Some Cities See Migrants as a ‘Lifeline.’ Policy Could Follow, Experts Say.

Texas continued on its course of harsher enforcement, with Republican Gov. Greg Abbott signing a bill into law last month that makes illegal border crossing a state crime, allowing police and National Guard units to make arrests. The law is set to go into effect in March, but the Department of Justice has filed a lawsuit to block it.

The state this month seized control of a public park on the border despite the protests of local officials to use as a staging area for arrests and installation of border barriers. The DOJ on Friday asked the U.S. Supreme Court to intervene, saying the state was blocking border patrol access to the area.

Some States Welcome Migrants
A new border system could include the coordinated movement of asylum-seekers with valid cases to places that really want them, “not just to shelters in New York,” Meissner said.

“There are areas throughout the country where immigration has become a lifeline in terms of maintaining population levels and younger workers coming into the labor market.”

Cities that have recently called for more immigrant to fill jobs include Erie, Pennsylvania, and Topeka, Kansas, which have Democratic mayors. Both declined to comment for this story on whether they would participate in a program for asylum-seekers.

The Pittsburgh area, which has seen thousands of new immigrants arriving from the border in recent years, has a decade-old program to welcome them as one tool to halt population decline. Last year, leaders there prepared for the arrival of a busload of migrants, but that did not happen.

Even Republican states have been rethinking the need for more legal immigration to address the issues of aging populations and labor shortages.

Alaska restarted a long-dormant refugee assistance program to welcome about 700 Ukrainian refugees and help fill a shortage of skilled labor, said Catherine Muñoz, the state’s acting labor commissioner. She wasn’t sure whether the state would participate in a program for asylum-seekers.

The Republican governors of Indiana and Utah wrote an editorial last year calling for state-sponsored immigration to fill needed jobs.

Whether the Migration Policy Institute recommendations will gain traction is hard to say. The Department of Homeland Security did not immediately respond to a request for comment, but Meissner said the changes wouldn’t require new laws and could be paid for with border security funding now being negotiated by Congress.

No Easy Answers
Border crossings remained near record levels in October and November, the latest figures available, with about 240,000 people trying to cross the border illegally each month.

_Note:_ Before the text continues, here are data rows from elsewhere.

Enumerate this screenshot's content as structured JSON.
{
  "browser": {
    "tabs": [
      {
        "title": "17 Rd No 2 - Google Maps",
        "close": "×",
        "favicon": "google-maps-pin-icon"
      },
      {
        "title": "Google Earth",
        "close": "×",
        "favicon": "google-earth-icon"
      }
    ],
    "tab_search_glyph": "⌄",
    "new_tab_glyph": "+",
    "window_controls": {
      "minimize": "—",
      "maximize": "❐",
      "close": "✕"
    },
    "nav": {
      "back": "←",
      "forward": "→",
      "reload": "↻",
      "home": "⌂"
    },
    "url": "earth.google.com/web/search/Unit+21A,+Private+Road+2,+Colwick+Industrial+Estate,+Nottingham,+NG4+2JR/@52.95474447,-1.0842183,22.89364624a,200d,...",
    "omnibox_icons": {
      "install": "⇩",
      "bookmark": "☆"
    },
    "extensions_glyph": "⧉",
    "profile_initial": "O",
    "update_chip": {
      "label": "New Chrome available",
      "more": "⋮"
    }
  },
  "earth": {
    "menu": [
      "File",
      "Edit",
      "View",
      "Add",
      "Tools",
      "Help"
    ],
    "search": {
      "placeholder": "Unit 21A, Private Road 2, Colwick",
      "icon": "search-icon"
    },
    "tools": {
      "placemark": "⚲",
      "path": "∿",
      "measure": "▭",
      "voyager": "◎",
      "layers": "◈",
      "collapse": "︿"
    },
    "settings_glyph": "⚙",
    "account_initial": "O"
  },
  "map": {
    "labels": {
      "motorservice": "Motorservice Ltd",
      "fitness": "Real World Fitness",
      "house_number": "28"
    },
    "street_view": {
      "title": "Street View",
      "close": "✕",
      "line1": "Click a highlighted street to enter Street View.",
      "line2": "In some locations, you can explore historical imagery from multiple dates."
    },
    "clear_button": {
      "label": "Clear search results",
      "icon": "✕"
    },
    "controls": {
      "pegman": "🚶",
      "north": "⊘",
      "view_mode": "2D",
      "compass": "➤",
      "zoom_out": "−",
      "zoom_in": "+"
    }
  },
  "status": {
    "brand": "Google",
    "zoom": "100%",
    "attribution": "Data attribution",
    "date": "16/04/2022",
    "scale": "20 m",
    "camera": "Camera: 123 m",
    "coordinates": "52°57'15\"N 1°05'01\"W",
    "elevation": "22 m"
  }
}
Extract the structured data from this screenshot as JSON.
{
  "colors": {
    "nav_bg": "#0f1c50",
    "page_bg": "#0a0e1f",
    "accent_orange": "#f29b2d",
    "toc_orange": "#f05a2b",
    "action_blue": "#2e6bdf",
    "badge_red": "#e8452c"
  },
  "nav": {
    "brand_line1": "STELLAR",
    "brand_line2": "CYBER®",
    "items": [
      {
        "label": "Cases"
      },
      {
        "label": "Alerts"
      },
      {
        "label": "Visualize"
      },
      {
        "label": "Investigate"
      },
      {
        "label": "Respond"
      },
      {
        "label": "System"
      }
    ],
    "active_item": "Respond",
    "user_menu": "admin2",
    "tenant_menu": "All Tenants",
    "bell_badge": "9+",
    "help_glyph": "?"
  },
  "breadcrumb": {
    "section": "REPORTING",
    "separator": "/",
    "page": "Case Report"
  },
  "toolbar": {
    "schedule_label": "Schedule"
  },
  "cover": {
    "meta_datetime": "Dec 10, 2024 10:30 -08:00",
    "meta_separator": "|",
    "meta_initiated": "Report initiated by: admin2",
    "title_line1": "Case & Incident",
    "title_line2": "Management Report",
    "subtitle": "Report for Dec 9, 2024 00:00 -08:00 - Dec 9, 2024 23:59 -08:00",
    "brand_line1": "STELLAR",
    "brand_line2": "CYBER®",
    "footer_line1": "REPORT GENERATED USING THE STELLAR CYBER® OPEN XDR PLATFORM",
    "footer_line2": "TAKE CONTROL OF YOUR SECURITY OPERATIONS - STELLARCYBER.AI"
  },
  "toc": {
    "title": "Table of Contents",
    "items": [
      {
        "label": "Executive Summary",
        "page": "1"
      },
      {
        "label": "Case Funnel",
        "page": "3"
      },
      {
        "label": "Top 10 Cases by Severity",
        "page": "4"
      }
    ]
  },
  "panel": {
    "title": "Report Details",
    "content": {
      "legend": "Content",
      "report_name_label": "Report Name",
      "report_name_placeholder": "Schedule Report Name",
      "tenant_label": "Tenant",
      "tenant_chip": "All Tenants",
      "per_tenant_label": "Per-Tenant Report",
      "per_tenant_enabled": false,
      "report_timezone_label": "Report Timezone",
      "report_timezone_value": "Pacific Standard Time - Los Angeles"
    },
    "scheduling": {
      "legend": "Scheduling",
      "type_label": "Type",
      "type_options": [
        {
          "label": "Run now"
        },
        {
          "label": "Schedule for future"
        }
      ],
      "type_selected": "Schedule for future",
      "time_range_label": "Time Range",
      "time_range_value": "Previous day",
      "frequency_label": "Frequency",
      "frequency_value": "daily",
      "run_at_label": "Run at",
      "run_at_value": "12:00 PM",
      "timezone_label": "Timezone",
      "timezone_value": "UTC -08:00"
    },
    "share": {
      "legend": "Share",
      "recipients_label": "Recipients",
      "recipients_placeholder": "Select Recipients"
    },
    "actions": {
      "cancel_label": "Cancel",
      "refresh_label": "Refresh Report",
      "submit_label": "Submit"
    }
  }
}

Along the U.S.-Mexico border, states vary wildly in their financial support for groups that assist migrants, the Migration Policy Institute report noted. Researchers traveled to cities in Arizona, California and Texas over a six-month period last year to observe conditions and procedures.

California has allocated $1 billion over four years to help asylum-seekers through service providers in the San Diego area, the report noted.

In Texas, the report said, state officials have increased police and National Guard presence on the border rather than aid for agencies that serve asylum-seekers.

One reason for chaos in the transportation of migrants from the border: new arrivals of people from countries such as Venezuela and Nicaragua without family ties in the United States, said Abel Nuñez, director of the Central American Resource Center in Washington, D.C., a group that helps greet buses of migrants from Texas and other states.

“I agree that there needs to be more funding for a coordinated effort to get the migrants from the border to the interior,” Nuñez said. “The process should include parts of the country that desperately need more workers and not just the large cities.”

He advised caution, though, on quickening the pace of asylum cases. “It needs to be done in the appropriate way and not just to limit the amount of people that access it,” Nuñez said.

But Meissner said shorter decision times on asylum will discourage migrants with iffy cases from flooding the border, hoping for years of quasi-legal status as their cases wind through clogged courts, Meissner said.

“It should implant a new psychology,” Meissner said. “If it doesn’t lead to being in the country for years, then that becomes known quite quickly, and it’s more likely that people that are coming are the ones in need.”